Он выронил трубку, вышел из бара и поплелся домой. Мэри лежала в постели, и он встал над ней. Потом начал медленно наклоняться к кровати. Мэри была укрыта до подбородка и рукой крепко держала одеяло на горле. Волосы разметались по подушке. Ах ты, гнусная пизда, как же ты меня заебала! Слышишь? Ты меня заебала, стерва никчемная!.. Мэри пошевелилась, потом повернулась на спину и открыла глаза… Ага, сука, – схватив жену за локоть, вывернув ей руку и рывком заставив ее сесть на кровати, – пизда ебучая! Что с тобой? ты что, спятил? – пытаясь высвободить руку. Ага, спятил, конечно спятил, раз позволял тебе унижать меня и заебывать… ребенок заворочался в кроватке и захныкал, потом закричал. Лучше пусти меня, не то я тебя прикончу! Ты чего тут раскомандовался, пьяная скотина! Пьяная скотина, значит? Я тебе покажу! Ты у меня получишь, – сильнее вывернув руку жены и отвесив ей оплеуху. Пьяная скотина, значит? ну как, нравится? нравится? – тряся и выворачивая ей руку, продолжая отвешивать оплеухи. АХ ТЫ, МЕРЗКИЙ УБЛЮДОК! Я УБЬЮ ТЕБЯ! ПОПРОБУЙ ТОЛЬКО ЕЩЕ УДАРИТЬ! – оцарапав ему руку. АХ ТЫ, ПИЗДА ПАРШИВАЯ, ЕСЛИ БЫ НЕ ТЫ, ВСЁ БЫЛО БЫ ПО-ДРУГОМУ! ЭТО ТЫ ВО ВСЕМ ВИНОВАТА!.. Мэри укусила его в руку, он отпустил ее и принялся трясти рукой, продолжая орать… по-прежнему кричавший ребенок ударился о стенку кроватки. Гарри вышел в ванную, а Мэри, сидя в постели, громко выругалась ему вслед, потом легла и накрыла голову подушкой, чтобы не слышать криков малыша. Гарри подержал ладонь под струей воды, потом сел за кухонный стол, положил голову на руку и, по-прежнему что-то бормоча, вскоре уснул. Через некоторое время, продолжая хныкать, начал забываться беспокойным сном измученный ребенок.
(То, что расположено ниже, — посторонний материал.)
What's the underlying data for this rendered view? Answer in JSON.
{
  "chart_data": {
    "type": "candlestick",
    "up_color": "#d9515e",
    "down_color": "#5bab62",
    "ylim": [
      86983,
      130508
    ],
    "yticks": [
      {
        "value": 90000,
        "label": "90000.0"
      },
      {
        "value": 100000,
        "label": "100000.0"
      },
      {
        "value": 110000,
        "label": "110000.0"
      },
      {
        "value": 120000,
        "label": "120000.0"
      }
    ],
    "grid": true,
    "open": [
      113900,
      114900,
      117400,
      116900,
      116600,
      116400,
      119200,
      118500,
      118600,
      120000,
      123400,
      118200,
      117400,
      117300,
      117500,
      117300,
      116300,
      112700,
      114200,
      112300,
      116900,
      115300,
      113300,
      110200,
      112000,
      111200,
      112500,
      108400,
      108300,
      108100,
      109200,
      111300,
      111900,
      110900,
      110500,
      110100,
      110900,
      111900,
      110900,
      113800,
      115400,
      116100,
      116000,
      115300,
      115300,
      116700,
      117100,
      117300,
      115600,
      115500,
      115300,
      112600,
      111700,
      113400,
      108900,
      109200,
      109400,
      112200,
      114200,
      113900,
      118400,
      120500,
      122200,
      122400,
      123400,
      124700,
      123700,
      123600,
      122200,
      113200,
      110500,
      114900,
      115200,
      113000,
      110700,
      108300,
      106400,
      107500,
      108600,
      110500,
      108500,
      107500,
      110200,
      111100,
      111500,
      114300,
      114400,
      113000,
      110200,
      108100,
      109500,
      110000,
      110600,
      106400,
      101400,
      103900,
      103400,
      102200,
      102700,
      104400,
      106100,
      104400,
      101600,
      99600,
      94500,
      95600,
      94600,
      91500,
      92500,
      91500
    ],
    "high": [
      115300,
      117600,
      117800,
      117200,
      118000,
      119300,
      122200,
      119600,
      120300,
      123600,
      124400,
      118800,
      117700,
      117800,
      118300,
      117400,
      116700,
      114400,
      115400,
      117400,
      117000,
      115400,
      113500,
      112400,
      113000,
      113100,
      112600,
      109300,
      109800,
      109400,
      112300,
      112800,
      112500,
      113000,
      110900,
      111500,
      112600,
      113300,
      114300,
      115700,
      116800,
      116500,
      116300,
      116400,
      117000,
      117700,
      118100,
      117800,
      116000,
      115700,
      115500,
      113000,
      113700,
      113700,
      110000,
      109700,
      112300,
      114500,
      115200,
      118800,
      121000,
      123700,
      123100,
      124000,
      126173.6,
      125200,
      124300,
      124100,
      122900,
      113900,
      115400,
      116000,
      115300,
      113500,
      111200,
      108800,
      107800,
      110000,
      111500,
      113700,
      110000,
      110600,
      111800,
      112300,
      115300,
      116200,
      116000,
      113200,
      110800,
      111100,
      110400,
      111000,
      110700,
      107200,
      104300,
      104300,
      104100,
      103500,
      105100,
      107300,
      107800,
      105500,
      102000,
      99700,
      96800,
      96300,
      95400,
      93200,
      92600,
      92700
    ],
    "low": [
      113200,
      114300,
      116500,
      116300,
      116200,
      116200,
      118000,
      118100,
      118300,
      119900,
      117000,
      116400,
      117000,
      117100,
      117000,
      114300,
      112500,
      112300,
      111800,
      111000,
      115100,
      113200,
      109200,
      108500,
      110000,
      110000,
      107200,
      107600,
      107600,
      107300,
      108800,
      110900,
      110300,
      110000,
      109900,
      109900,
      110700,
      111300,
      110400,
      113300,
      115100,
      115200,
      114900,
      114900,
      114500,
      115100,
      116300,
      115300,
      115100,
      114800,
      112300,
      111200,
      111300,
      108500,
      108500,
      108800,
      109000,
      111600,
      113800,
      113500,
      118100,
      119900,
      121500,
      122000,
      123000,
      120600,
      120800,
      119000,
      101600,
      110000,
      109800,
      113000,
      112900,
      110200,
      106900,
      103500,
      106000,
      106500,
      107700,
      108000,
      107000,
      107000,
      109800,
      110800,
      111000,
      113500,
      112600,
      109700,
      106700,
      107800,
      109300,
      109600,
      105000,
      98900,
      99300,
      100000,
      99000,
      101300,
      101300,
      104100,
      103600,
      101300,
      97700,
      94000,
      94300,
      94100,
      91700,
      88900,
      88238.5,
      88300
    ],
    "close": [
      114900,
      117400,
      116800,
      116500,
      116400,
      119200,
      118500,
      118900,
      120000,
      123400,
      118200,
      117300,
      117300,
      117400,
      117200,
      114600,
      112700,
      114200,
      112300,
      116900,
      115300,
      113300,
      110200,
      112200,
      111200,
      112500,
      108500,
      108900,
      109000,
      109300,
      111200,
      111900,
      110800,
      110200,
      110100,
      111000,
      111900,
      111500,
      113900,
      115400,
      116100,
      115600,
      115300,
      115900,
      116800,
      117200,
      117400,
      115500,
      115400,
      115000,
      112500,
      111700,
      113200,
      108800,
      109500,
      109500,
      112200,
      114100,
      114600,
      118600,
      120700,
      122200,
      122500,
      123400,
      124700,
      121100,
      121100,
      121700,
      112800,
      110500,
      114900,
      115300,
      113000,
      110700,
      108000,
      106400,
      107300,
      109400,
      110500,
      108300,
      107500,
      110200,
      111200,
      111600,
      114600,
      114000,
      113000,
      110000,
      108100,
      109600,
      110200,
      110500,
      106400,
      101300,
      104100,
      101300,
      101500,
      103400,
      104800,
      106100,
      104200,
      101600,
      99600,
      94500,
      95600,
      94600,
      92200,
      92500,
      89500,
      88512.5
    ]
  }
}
В первый день рабочим, пришедшим на завод, было как-то не по себе. Они так долго бастовали, что едва не заблудились, пытаясь отыскать свои станки. Забастовка началась в теплый весенний день, и рабочие шутили, мыли свои машины, пили пиво… и вот уже выпал снег, наступил новый год. Они уже давно потеряли даже способность надеяться. Служащие и мастера носились по цехам, распределяя задания, следя за их выполнением, доставляя в надлежащие места нужные инструменты и вспомогательные материалы; а рабочие стояли у своих станков, дожидаясь, когда у них появится все необходимое для выполнения задания, потом без всякого воодушевления принимались за работу и время от времени останавливались, с удивлением осознавая факт своего возвращения на завод.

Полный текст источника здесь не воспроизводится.